Here's an excerpt from the article:
Ozzie
makes the case that all of this has relevance to you because its
underscores the need for more decentralized systems as potential
solutions to many of our macro IT problems. They protect people's
privacy, for one thing. They are less prone to failure, for another.
And they guarantee that those using disparate systems do not get left
out in the cold.
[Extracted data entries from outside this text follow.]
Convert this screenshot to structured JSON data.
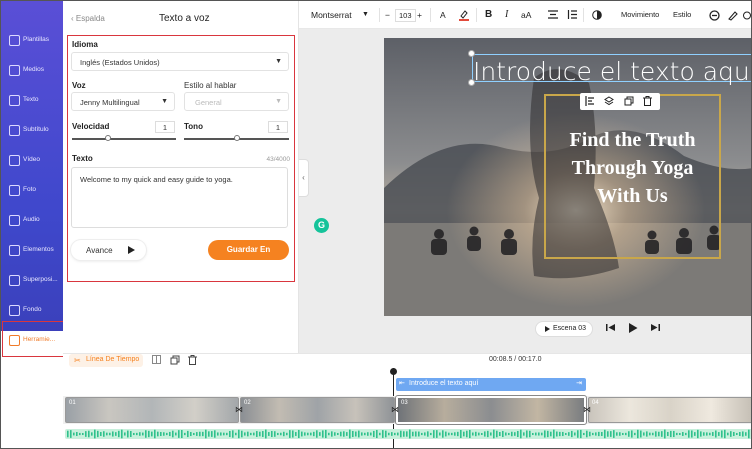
{
  "sidebar": {
    "items": [
      {
        "label": "Plantillas",
        "icon": "template-icon"
      },
      {
        "label": "Medios",
        "icon": "media-icon"
      },
      {
        "label": "Texto",
        "icon": "text-icon"
      },
      {
        "label": "Subtítulo",
        "icon": "subtitle-icon"
      },
      {
        "label": "Vídeo",
        "icon": "video-icon"
      },
      {
        "label": "Foto",
        "icon": "photo-icon"
      },
      {
        "label": "Audio",
        "icon": "audio-icon"
      },
      {
        "label": "Elementos",
        "icon": "elements-icon"
      },
      {
        "label": "Superposi...",
        "icon": "overlay-icon"
      },
      {
        "label": "Fondo",
        "icon": "background-icon"
      },
      {
        "label": "Herramie...",
        "icon": "toolbox-icon"
      }
    ]
  },
  "panel": {
    "back_label": "Espalda",
    "title": "Texto a voz",
    "language_label": "Idioma",
    "language_value": "Inglés (Estados Unidos)",
    "voice_label": "Voz",
    "voice_value": "Jenny Multilingual",
    "style_label": "Estilo al hablar",
    "style_value": "General",
    "speed_label": "Velocidad",
    "speed_value": "1",
    "speed_level": 0.35,
    "tone_label": "Tono",
    "tone_value": "1",
    "tone_level": 0.5,
    "text_label": "Texto",
    "char_count": "43/4000",
    "text_value": "Welcome to my quick and easy guide to yoga.",
    "preview_label": "Avance",
    "save_label": "Guardar En"
  },
  "toolbar": {
    "font": "Montserrat",
    "font_size": "103",
    "minus": "−",
    "plus": "+",
    "letter_a": "A",
    "bold": "B",
    "italic": "I",
    "case": "aA",
    "motion": "Movimiento",
    "style": "Estilo"
  },
  "canvas": {
    "heading_text": "Introduce el texto aquí",
    "overlay_lines": [
      "Find the Truth",
      "Through Yoga",
      "With Us"
    ],
    "scene_label": "Escena 03"
  },
  "timeline": {
    "label": "Línea De Tiempo",
    "time": "00:08.5 / 00:17.0",
    "text_clip": "Introduce el texto aquí",
    "clip_numbers": [
      "01",
      "02",
      "03",
      "04"
    ]
  },
  "colors": {
    "accent": "#f58220",
    "sidebar": "#4a4bd0",
    "clip_blue": "#6fa8f2",
    "audio": "#2fc18c",
    "highlight_box": "#d9363e"
  }
}
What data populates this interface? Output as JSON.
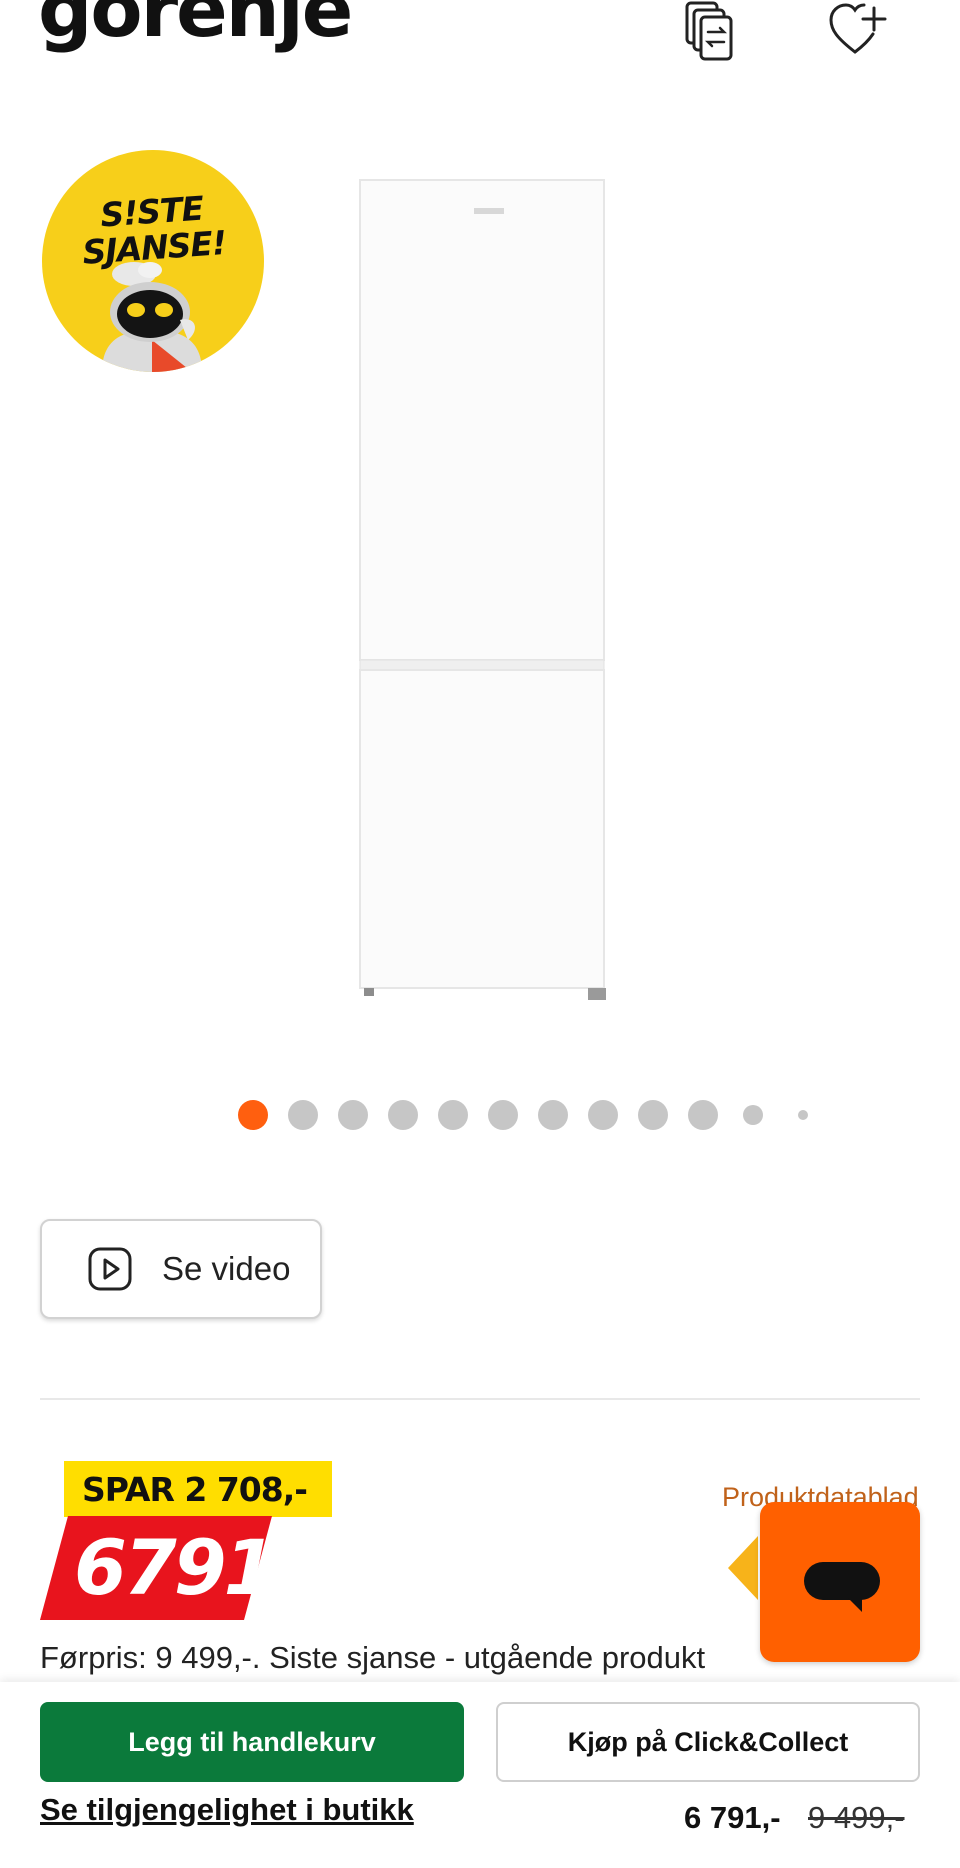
{
  "header": {
    "brand": "gorenje",
    "compare_icon": "compare-icon",
    "wishlist_icon": "heart-plus-icon"
  },
  "promo_badge": {
    "line1": "S!STE",
    "line2": "SJANSE!",
    "color": "#f7cf1a"
  },
  "gallery": {
    "total_images": 12,
    "active_index": 0,
    "active_color": "#ff5f0f"
  },
  "video": {
    "label": "Se video",
    "icon": "play-icon"
  },
  "pricing": {
    "save_label": "SPAR 2 708,-",
    "price": "6791",
    "datasheet_link": "Produktdatablad",
    "previous_price_note": "Førpris: 9 499,-. Siste sjanse - utgående produkt"
  },
  "chat": {
    "icon": "chat-icon",
    "color": "#ff6000"
  },
  "sticky_bar": {
    "add_to_cart": "Legg til handlekurv",
    "click_collect": "Kjøp på Click&Collect",
    "availability_link": "Se tilgjengelighet i butikk",
    "price": "6 791,-",
    "old_price": "9 499,-",
    "cart_color": "#0b7a3b"
  }
}
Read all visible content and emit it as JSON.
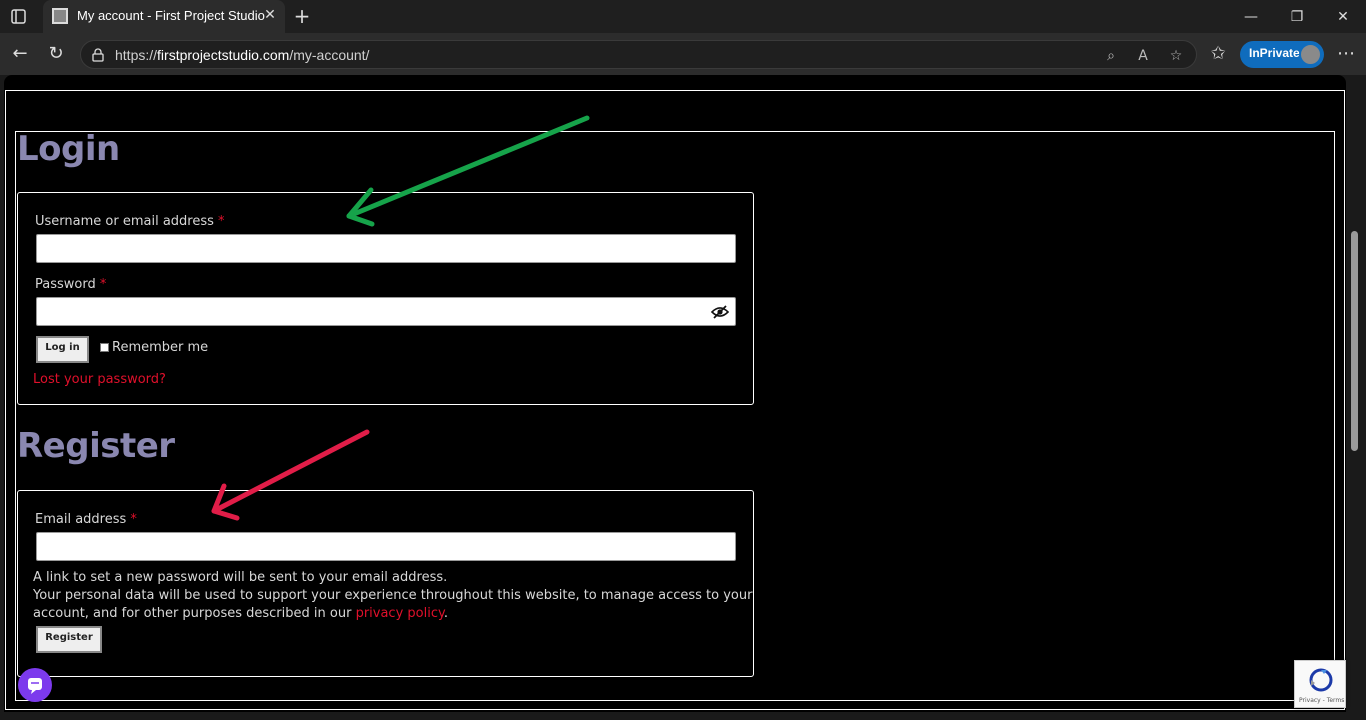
{
  "browser": {
    "tab_title": "My account - First Project Studio",
    "url_prefix": "https://",
    "url_domain": "firstprojectstudio.com",
    "url_path": "/my-account/",
    "inprivate_label": "InPrivate",
    "accent_color": "#0f6cbd"
  },
  "login": {
    "heading": "Login",
    "username_label": "Username or email address",
    "password_label": "Password",
    "required_mark": "*",
    "login_button": "Log in",
    "remember_me": "Remember me",
    "lost_password": "Lost your password?"
  },
  "register": {
    "heading": "Register",
    "email_label": "Email address",
    "required_mark": "*",
    "info_line": "A link to set a new password will be sent to your email address.",
    "privacy_line1": "Your personal data will be used to support your experience throughout this website, to manage access to your",
    "privacy_line2_before": "account, and for other purposes described in our ",
    "privacy_link": "privacy policy",
    "privacy_line2_after": ".",
    "register_button": "Register"
  },
  "recaptcha": {
    "terms": "Privacy - Terms"
  },
  "colors": {
    "heading": "#8a87b0",
    "required": "#e0102b",
    "link": "#e0102b",
    "arrow_green": "#16a34a",
    "arrow_red": "#e11d48"
  }
}
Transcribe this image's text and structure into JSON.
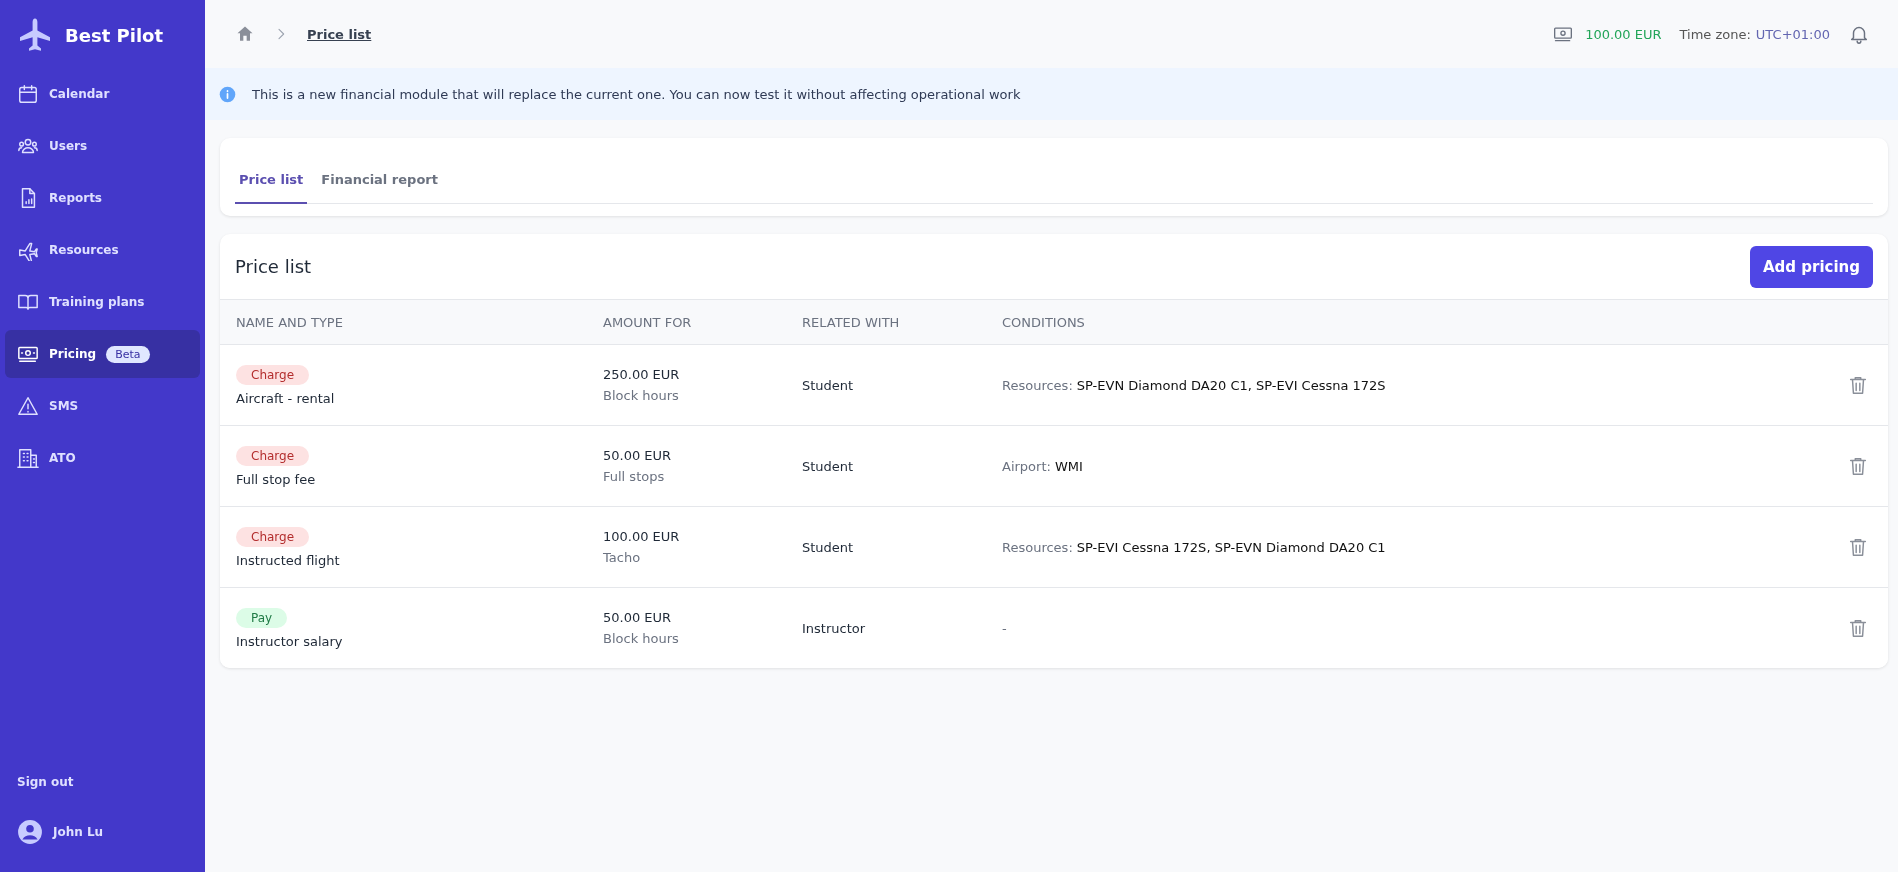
{
  "sidebar": {
    "brand": "Best Pilot",
    "items": [
      {
        "label": "Calendar",
        "selected": false
      },
      {
        "label": "Users",
        "selected": false
      },
      {
        "label": "Reports",
        "selected": false
      },
      {
        "label": "Resources",
        "selected": false
      },
      {
        "label": "Training plans",
        "selected": false
      },
      {
        "label": "Pricing",
        "selected": true,
        "badge": "Beta"
      },
      {
        "label": "SMS",
        "selected": false
      },
      {
        "label": "ATO",
        "selected": false
      }
    ],
    "sign_out": "Sign out",
    "user": "John Lu"
  },
  "header": {
    "breadcrumb": "Price list",
    "balance": "100.00 EUR",
    "timezone_label": "Time zone:",
    "timezone": "UTC+01:00"
  },
  "notice": "This is a new financial module that will replace the current one. You can now test it without affecting operational work",
  "tabs": [
    {
      "label": "Price list",
      "selected": true
    },
    {
      "label": "Financial report",
      "selected": false
    }
  ],
  "price_list": {
    "title": "Price list",
    "add_button": "Add pricing",
    "columns": [
      "NAME AND TYPE",
      "AMOUNT FOR",
      "RELATED WITH",
      "CONDITIONS"
    ],
    "rows": [
      {
        "type": {
          "kind": "charge",
          "label": "Charge"
        },
        "name": "Aircraft - rental",
        "amount": "250.00 EUR",
        "unit": "Block hours",
        "related": "Student",
        "condition_label": "Resources:",
        "condition": "SP-EVN Diamond DA20 C1, SP-EVI Cessna 172S"
      },
      {
        "type": {
          "kind": "charge",
          "label": "Charge"
        },
        "name": "Full stop fee",
        "amount": "50.00 EUR",
        "unit": "Full stops",
        "related": "Student",
        "condition_label": "Airport:",
        "condition": "WMI"
      },
      {
        "type": {
          "kind": "charge",
          "label": "Charge"
        },
        "name": "Instructed flight",
        "amount": "100.00 EUR",
        "unit": "Tacho",
        "related": "Student",
        "condition_label": "Resources:",
        "condition": "SP-EVI Cessna 172S, SP-EVN Diamond DA20 C1"
      },
      {
        "type": {
          "kind": "pay",
          "label": "Pay"
        },
        "name": "Instructor salary",
        "amount": "50.00 EUR",
        "unit": "Block hours",
        "related": "Instructor",
        "no_conditions": "-"
      }
    ]
  }
}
But decentralized solutions usher in new requirements
for authentication, data flow, security, etc.
“The
reason this is highly relevant to us is that since 9-11, we have been
increasingly selling Groove as a commercial, off-the shelf system for
doing exactly this kind of thing for the same reasons that the Markle
Report says that this architecture is a good architecture,” Ozzie says.
He notes that 40 percent of his company's revenue comes
from the government sector and intelligence community. Ozzie never
figured that some of his biggest customers would be defense department
types; he started the company with the hopes of helping enterprise
customers solve cross-enterprise commercial issues. But after 9-11,
various agencies starting with DARPA have expressed interest in his
company's product portfolio.
Now, seven years after
the birth of Groove, the company finally has the momentum it always
promised to achieve. More VARs and solution providers are signing on to
sell Virtual Office 3.0, the first product from the company that has
broad appeal for customers ranging in size from just a few employees to
a customer the size of the U.S. Army [Groove.net Weblog]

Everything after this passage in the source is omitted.